Bild: Nach einem Dopingverdacht wurde Michalina Lisowa kurzfristig für Pyeongc…
Pyeongchang taz | Jeden Tag verschickt das Internationale Paralympische
Komitee Mitteilungen, die das Wachstum seiner Weltspiele belegen sollen.
Mehr Sportler, mehr Nationen, mehr Fernsehzuschauer. Routinemäßig wird auch
eine Notiz über die Erhöhung der Dopingkontrollen unter die Leute gebracht,
bei den aktuellen Winterspielen in Pyeongchang werden es 600 sein, im
Schnitt etwa eine pro Athlet. Jenseits dieser Rekordmeldung offenbart das
IPC allerdings wenig Substanz zum Thema.
Deutlich wird das an der Russin Michalina Lisowa. Die sehbehinderte
Biathletin hatte 2014 in Sotschi sechs Medaillen gewonnen, davon drei in
Gold, bei der Schlussfeier trug sie die Fahne ihres Heimatlandes. Später
tauchte ihr Name im McLaren-Report auf, der das staatlich gestützte
Dopingsystem in Russland analysiert. Demnach sollen vier Urinproben bei
Lisowa den Verdacht der Manipulation nahelegen. Trotzdem wurde sie am
vergangenen Mittwoch kurzfristig für Pyeongchang zugelassen, bei ihrem
ersten Start über sechs Kilometer gewann sie Gold. IPC-Präsident Andrew
Parsons entgegnete der wachsenden Kritik, es gebe unterschiedliche Listen
und nicht jede würde Lisowa belasten: „Wir glauben, dass sie sauber ist.“
„Der paralympische Sport hat seine Unschuld verloren, die Auswirkungen sind
gravierend“, sagte Ole Schröder, parlamentarischer Staatssekretär im
Bundesinnenministerium, in Pyeongchang. „Der paralympische Sport hat lange
nicht nur über Nulltoleranzpolitik gesprochen, sondern sie auch gelebt.“
Nach Bekanntwerden des Dopingsystems war das IPC zunächst auf Distanz zum
Internationalen Olympischen Komitee gegangen und schloss Russland für die
Sommerspiele 2016 komplett aus. Ole Schröder beschreibt eine Wahrnehmung,
die damals viele teilten: „Die Paralympics haben die olympische Bewegung
quasi mit gerettet.“
Doch dieser Eindruck hat sich hinter den Kulissen schon früh als einseitig
erwiesen. Zwischen 2012 und 2015 waren 643 positive Proben verschwunden, um
russische Athleten zu schützen, darunter 35 Proben aus dem paralympischen
Sport. Später stellte sich heraus, dass 18 Proben von Medaillensiegern
manipuliert waren. Während etliche olympische Sportler gesperrt und deren
Medaillen aberkannt wurden, gab es im IPC keine „ernsthafte Debatte“, sagt
Karl Quade, seit 1996 Chef de Mission der deutschen Paralympier. „Wir
wünschen uns Transparenz darüber, ob das russische Antidopingsystem
inzwischen einen gewissen Standard erfüllt. Doch Informationen gibt es
kaum.“
Bei der Generalversammlung des Internationalen Paralympischen Komitees im
vergangenen September in Abu Dhabi war Karl Quade der einzige Bühnenredner,
der die Themen Doping und Integrität vor den Delegierten ausführlich und
kritisch ansprach. Quade gilt als sachlicher und gut vernetzter Fachmann in
der Branche, trotzdem scheiterte er bei der Wahl ins Governing Board, das
mit 15 Mitgliedern höchstrangige Gremium des IPC.

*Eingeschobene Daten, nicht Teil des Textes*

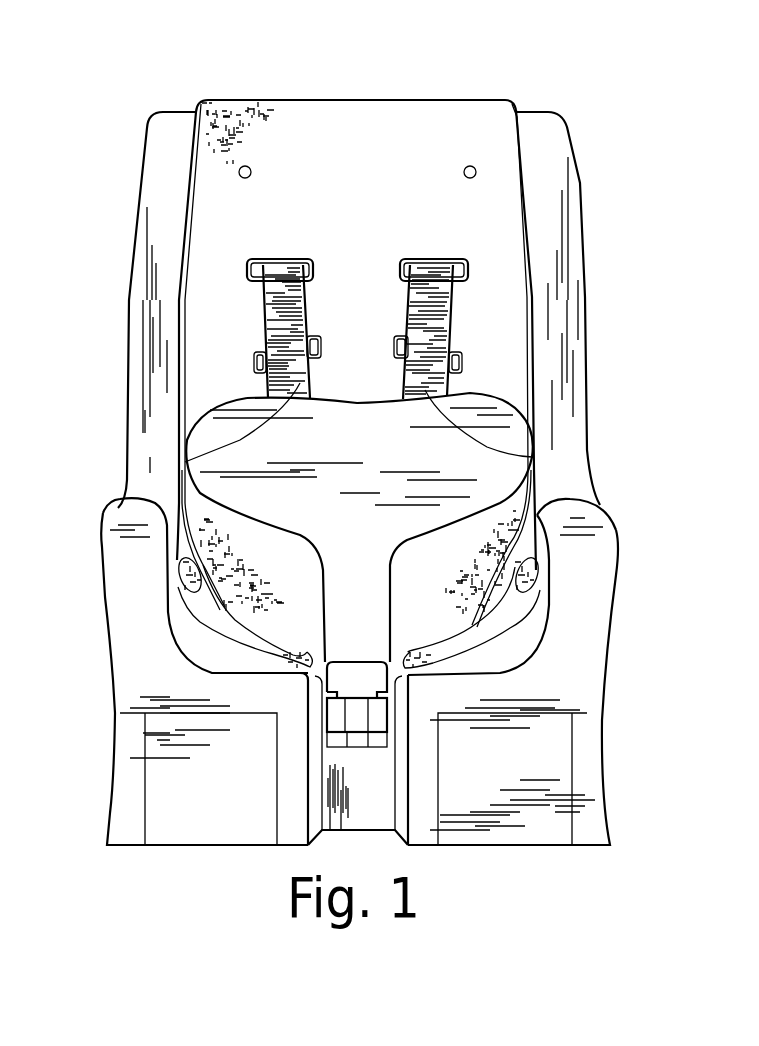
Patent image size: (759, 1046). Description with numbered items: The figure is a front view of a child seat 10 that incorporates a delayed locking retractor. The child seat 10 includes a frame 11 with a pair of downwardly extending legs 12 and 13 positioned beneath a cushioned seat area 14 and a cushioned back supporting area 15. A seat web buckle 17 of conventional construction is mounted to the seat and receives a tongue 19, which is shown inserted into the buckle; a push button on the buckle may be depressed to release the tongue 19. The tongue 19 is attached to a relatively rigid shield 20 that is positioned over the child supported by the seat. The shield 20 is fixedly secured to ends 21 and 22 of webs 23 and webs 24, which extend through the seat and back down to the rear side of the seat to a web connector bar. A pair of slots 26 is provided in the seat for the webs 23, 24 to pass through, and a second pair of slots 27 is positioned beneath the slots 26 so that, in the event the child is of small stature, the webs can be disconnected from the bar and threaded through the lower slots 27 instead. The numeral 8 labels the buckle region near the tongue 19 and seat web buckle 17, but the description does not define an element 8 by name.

The child seat 10 is at (600, 148).
The frame 11 is at (567, 200).
The cushioned back supporting area 15 is at (352, 133).
The webs 23 is at (263, 268).
The webs 24 is at (453, 267).
The slots 26 is at (313, 263).
The second pair of slots 27 is at (255, 360).
The shield 20 is at (513, 437).
The end of web 21 is at (185, 457).
The end of web 22 is at (532, 455).
The cushioned seat area 14 is at (473, 623).
The tongue 19 is at (352, 683).
The buckle 8 is at (352, 717).
The seat web buckle 17 is at (380, 723).
The leg 12 is at (228, 823).
The leg 13 is at (543, 830).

## Das Gefälle im Antidopingsystem
Auf derselben Versammlung wurde der Brasilianer Andrew Parsons zum neuen
Präsidenten des IPC gewählt. Dem studierten Marketingexperten wird ein
beachtliches Karrierebewusstsein nachgesagt. Parsons änderte den kritischen
Kurs seines Vorgängers Philip Craven und folgte der Richtung des IOC. Unter
seiner Führung erlaubte das IPC den Russen den Start in Pyeongchang unter
neutraler Flagge, unter dem Namen „Neutrale Paralympische Athleten“.
Auch unter deutschen Funktionären wachsen die Spekulationen, ob das kleine
IPC sich dem wirtschaftlich mächtigen IOC wieder andienen möchte. Am
Samstag verkündeten Andrew Parsons und IOC-Präsident Thomas Bach die
Verlängerung ihrer Kooperation, mindestens bis 2032 sollen Olympische und
Paralympische Spiele am selben Ort stattfinden. Auch bei der
Eröffnungsfeier am Tag zuvor wirkte Bach auf der Ehrentribüne gut gelaunt.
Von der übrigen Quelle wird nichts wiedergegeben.